Der wurde über Südafrika nach Kanada verfrachtet. Dort hat er dann bis 1948 (?) in abgelegenen Gebieten im Norden Kanadas mit zig anderen deutschen Kriegsgefangenen als Holzfäller arbeiten müssen.

Einer meiner Englischlehrer wurde als junger Fallschirmjäger nach der Landung in der Normandie von den Briten gefangen genommen. Danach musste er auf einer Farm in der englischen Provinz arbeiten. Das reichte dann immerhin um nach der Repatriierung mehr als 40 Jahre als Englischlehrer arbeiten zu können.

Einer meiner Deutschlehrer war Bordschütze auf einem deutschen Bomber im Luftkrieg um England. Der wurde 1940 abgeschossen und war danach auch auf einer Farm als Farmarbeiter tätig.

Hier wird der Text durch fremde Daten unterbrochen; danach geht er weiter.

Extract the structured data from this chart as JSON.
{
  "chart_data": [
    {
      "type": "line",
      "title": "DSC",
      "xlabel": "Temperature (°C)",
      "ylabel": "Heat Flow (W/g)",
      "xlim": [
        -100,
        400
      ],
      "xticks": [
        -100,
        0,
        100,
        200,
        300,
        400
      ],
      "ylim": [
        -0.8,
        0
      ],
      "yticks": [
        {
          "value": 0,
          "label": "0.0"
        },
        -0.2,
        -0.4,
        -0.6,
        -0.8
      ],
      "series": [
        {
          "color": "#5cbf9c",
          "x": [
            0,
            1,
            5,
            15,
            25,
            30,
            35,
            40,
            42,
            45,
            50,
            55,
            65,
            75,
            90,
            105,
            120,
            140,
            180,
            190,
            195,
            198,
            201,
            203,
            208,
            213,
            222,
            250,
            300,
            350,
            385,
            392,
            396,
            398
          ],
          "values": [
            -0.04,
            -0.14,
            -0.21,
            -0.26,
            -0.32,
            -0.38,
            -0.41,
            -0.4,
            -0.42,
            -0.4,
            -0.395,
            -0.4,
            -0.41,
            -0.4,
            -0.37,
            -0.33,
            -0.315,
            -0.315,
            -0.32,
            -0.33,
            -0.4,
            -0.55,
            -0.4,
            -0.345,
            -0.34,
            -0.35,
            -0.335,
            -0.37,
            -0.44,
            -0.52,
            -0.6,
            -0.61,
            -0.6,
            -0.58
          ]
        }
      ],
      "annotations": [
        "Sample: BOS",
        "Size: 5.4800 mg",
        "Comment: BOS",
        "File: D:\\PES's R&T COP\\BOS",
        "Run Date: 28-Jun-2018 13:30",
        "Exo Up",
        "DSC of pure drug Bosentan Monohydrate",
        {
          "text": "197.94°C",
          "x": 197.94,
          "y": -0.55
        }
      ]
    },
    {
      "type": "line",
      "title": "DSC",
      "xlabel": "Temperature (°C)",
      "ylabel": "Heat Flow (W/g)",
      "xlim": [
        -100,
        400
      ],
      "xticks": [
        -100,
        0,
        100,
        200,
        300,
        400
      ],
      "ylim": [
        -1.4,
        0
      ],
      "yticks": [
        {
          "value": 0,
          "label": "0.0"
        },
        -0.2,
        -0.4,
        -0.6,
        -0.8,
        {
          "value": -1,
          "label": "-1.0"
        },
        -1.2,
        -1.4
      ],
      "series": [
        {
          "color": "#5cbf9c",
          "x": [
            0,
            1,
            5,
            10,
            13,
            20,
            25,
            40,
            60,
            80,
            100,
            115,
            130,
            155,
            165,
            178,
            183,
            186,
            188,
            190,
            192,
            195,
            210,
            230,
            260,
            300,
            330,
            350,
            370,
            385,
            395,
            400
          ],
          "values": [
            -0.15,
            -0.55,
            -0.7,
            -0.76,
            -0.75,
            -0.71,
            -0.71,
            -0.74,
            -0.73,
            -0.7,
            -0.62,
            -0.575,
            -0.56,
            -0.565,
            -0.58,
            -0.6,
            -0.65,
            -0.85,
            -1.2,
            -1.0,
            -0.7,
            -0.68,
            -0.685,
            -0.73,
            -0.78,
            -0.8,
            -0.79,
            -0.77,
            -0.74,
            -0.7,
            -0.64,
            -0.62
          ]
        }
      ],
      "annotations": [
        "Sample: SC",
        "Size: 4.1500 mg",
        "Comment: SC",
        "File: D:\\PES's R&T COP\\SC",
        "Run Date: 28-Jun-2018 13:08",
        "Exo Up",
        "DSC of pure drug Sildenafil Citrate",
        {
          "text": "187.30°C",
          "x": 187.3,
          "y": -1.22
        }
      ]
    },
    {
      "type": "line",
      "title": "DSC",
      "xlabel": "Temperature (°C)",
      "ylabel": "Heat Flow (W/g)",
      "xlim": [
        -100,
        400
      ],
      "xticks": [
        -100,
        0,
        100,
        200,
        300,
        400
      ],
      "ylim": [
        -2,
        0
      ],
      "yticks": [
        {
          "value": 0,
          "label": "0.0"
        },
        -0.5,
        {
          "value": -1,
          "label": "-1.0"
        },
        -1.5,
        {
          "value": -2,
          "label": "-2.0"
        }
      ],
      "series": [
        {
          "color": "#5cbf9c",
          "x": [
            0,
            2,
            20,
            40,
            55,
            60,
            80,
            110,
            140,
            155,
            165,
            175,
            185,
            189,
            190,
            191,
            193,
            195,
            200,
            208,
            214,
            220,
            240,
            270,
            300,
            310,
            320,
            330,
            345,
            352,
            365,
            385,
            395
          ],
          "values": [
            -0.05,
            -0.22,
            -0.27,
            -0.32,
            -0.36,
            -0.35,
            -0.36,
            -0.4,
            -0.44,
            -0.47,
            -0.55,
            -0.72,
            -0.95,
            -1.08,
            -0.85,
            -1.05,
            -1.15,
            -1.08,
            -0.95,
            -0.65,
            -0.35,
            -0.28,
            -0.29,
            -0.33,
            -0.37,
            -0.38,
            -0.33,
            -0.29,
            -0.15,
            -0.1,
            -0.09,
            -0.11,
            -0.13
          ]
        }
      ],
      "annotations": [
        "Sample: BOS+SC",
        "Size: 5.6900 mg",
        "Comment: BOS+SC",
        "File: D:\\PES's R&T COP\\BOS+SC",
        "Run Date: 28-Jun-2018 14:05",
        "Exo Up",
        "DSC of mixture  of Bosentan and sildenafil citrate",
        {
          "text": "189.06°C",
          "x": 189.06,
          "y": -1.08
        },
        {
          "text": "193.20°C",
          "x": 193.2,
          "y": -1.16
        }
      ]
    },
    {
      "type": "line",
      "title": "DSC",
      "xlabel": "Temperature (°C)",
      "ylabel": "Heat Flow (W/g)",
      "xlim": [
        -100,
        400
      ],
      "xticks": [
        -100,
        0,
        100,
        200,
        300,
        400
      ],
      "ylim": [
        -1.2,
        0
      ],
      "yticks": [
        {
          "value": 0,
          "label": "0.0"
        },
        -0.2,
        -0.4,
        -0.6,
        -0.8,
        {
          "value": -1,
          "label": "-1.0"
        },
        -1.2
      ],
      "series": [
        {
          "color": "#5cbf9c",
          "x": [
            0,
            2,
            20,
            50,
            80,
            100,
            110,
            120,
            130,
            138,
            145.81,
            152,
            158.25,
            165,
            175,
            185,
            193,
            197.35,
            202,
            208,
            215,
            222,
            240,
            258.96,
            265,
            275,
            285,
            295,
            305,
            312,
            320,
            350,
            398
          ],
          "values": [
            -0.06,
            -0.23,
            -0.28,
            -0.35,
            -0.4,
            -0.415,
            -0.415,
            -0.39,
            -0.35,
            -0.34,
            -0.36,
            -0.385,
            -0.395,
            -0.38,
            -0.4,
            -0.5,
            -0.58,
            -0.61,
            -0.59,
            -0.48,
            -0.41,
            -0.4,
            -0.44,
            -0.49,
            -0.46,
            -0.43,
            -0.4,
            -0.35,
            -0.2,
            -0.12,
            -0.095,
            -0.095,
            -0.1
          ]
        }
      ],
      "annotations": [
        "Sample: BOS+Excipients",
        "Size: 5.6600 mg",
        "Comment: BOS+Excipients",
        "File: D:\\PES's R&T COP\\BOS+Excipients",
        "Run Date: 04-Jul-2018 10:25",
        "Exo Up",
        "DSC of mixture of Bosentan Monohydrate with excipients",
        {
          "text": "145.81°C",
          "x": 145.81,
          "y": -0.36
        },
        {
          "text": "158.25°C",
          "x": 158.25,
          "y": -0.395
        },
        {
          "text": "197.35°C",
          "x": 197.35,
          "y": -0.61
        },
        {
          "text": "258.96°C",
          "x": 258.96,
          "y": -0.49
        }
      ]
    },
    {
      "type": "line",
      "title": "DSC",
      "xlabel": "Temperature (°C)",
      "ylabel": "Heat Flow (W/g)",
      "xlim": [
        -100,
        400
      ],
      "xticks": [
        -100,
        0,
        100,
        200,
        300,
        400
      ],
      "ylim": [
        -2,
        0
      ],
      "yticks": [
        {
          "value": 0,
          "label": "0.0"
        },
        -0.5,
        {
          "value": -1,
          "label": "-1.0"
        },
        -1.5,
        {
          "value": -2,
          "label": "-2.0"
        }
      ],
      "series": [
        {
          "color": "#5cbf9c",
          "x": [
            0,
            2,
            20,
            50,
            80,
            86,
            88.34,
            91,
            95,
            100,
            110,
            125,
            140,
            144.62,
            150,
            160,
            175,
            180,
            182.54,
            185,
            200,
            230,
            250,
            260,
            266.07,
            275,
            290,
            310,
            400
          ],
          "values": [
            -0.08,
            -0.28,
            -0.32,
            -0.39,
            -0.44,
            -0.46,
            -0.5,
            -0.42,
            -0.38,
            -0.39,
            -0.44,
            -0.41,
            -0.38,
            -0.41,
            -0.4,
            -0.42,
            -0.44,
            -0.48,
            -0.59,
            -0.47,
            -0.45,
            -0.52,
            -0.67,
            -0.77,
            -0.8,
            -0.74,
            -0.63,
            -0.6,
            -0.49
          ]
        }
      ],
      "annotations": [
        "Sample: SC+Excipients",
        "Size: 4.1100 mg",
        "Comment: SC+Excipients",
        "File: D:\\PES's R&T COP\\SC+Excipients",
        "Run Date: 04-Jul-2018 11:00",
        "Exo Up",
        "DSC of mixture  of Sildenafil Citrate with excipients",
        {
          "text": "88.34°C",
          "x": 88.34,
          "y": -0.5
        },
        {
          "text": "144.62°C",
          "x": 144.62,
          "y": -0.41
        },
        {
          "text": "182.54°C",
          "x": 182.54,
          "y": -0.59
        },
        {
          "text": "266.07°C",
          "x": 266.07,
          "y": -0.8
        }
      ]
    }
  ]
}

Ein Kriegskamerad meines Opas, ein Stalingrad-Veteran erzählte mal, dass ein Vorgesetzter zwei Rotarmisten laufen ließ.
Die Szene ereignete sich im Häuserkampf von Stalingrad. Es fehlten Leute, die man zur Bewachung hätte abkommandieren müssen, es gab auch keine Möglichkeit, die Kriegsgefangenen bei einem rückwärtigen Stab oder Sammelplatz abzuliefern, und noch weniger war man in der Lage und auch nicht willens, die ohnehin schon knappen Rationen mit sowjetischen Kriegsgefangenen zu teilen. Andererseits wollte man aber die sowjetischen Gefangenen auch nicht einfach niedermachen (wie es häufig vorkam).

Solche Entscheidungen waren Eigenmächtigkeiten, wer sich auf so etwas einließ, konnte nicht sicher sein, von Vorgesetzten gedeckt zu werden. Dennoch kam so etwas auch an der Ostfront vor.